In talking previously about managing your time, I suggested that you make a list first thing in the morning (or the night before) about what your plans are for that day. Say, rather than get carried away trying to manage endless to-do lists all the way into next month and next year.
I’ve tried it every which way. We overstretch and then feel defeated when we can’t keep up. No matter what we do it’s never enough. I speak from decades of experience in overwhelming myself.
I have lists that go on forever but when I look at them I don’t necessarily know where to begin. I can be busy for months without accomplishing the things I most want to. Ask me some days of the week and I couldn’t even tell you what’s most important. It’s something worth re-focusing once in awhile.
Derek Franklin works on the same premise that I came to through long experience: Set some goals for today. You can (and should) still make lists for tomorrow (get the clutter out of your mind) but don’t think 24 hours can be turned into 100 like I’m prone to do. Or that something critical, like your health, can be put off til tomorrow forever. All I got out of that method was that I aged another twenty years when I wasn’t looking.
The Action Machine has one-day-at-a-time down to an art. How to manage your time, both on the Internet and off, for a more productive and balanced lifestyle. That sounds like a lot to hinge on the nebulous concept of “time” but, obviously, that’s all we’ve got and how we use it.
This software is built around 3 simple steps:
- Make a list of tasks for the day.
- Assign a specific amount of time to each task.
- Select a task and focus on accomplishing it.
The Action Machine can be learned well enough to begin using it in about 3 minutes but it also comes with several PDFs on time-management and goal-setting and a help page including video tutorials. There are also update videos showing tweaks built in after the original shown above.
My main take-away from watching the videos was the clock at the top of the screen. That shows the total scheduled time for the day. I can’t set myself up for 50 hours if I’ve only got 4. Each task has an endpoint in time. If I say I’m going to spend 30 minutes filing photos, then 30 minutes it is. The screen minimizes to the system tray with alarms that will sound and/or pop-up to notify you.
I plan to continue moving my To-Do lists into it and scheduling bite-sized projects to get on with. Otherwise, they’re going to rot right where they are.

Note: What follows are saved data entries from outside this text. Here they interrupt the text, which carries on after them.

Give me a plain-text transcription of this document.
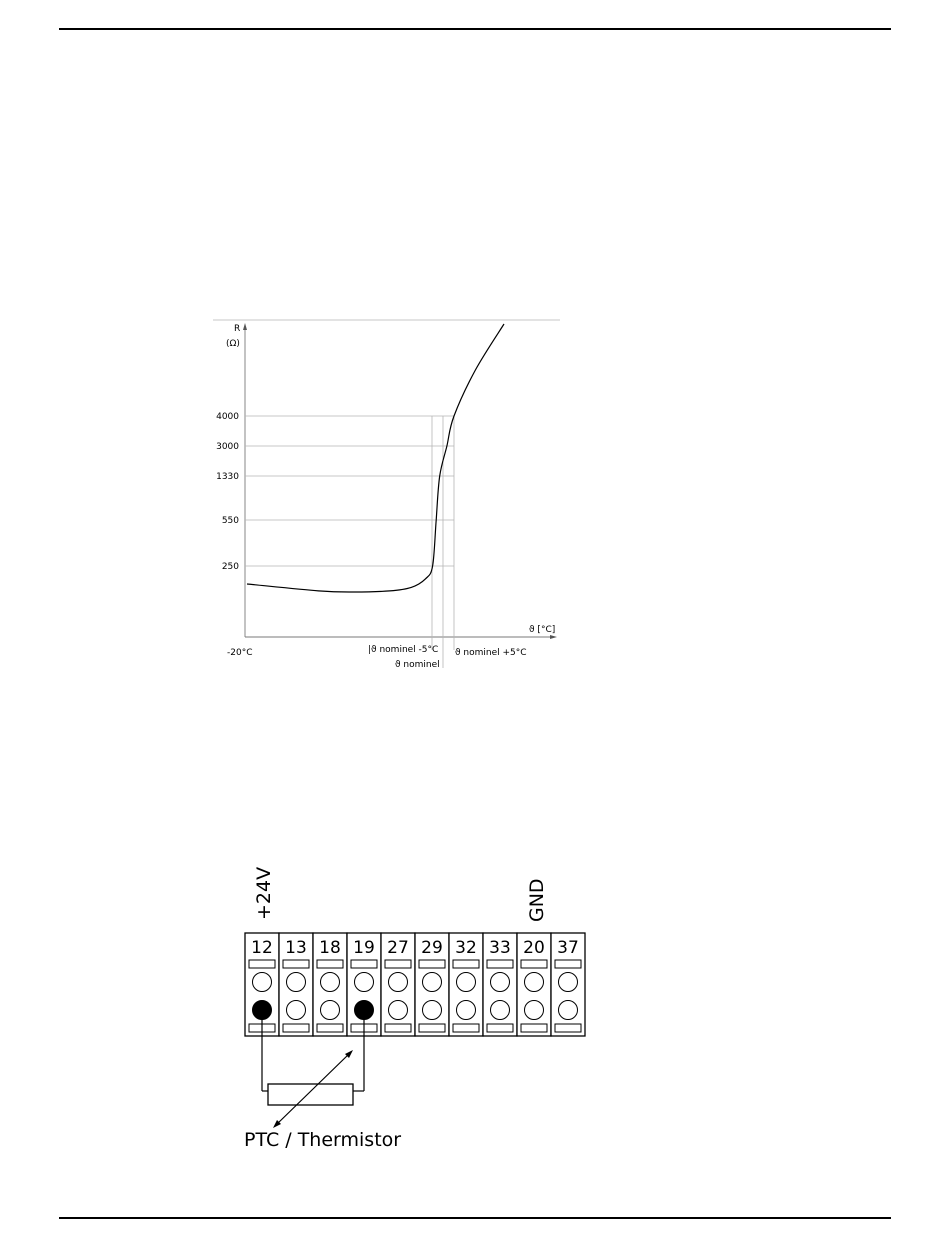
4000
3000
1330
550
250
R
(Ω)
ϑ [°C]
-20°C	|ϑ nominel -5°C
ϑ nominel
ϑ nominel +5°C
+24V	GND
12 13 18 19 27 29 32 33 20 37
PTC / Thermistor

I started by making six lists but decided that was overly complicated. Two will suffice for now; one for ‘projects’ and one for repetitive tasks. I added the database to my backup list. Large multi-step projects will be broken down into their own Action Lists when I get around to it.
Note: Something he doesn’t mention in the above video is that you can switch between timers. Although the overall intent is to develop focus, if you have a short-attention span you can put one (‘exercise’ for instance) on Pause, go work with another project and come back to the exercise timer throughout the day. That may be the only way I get to 30 minutes; in one-minute increments.
The Action Machine is compatible with Windows & Mac. It has since been updated to version 3.0 adding even more bells and whistles to help you succeed in managing your time.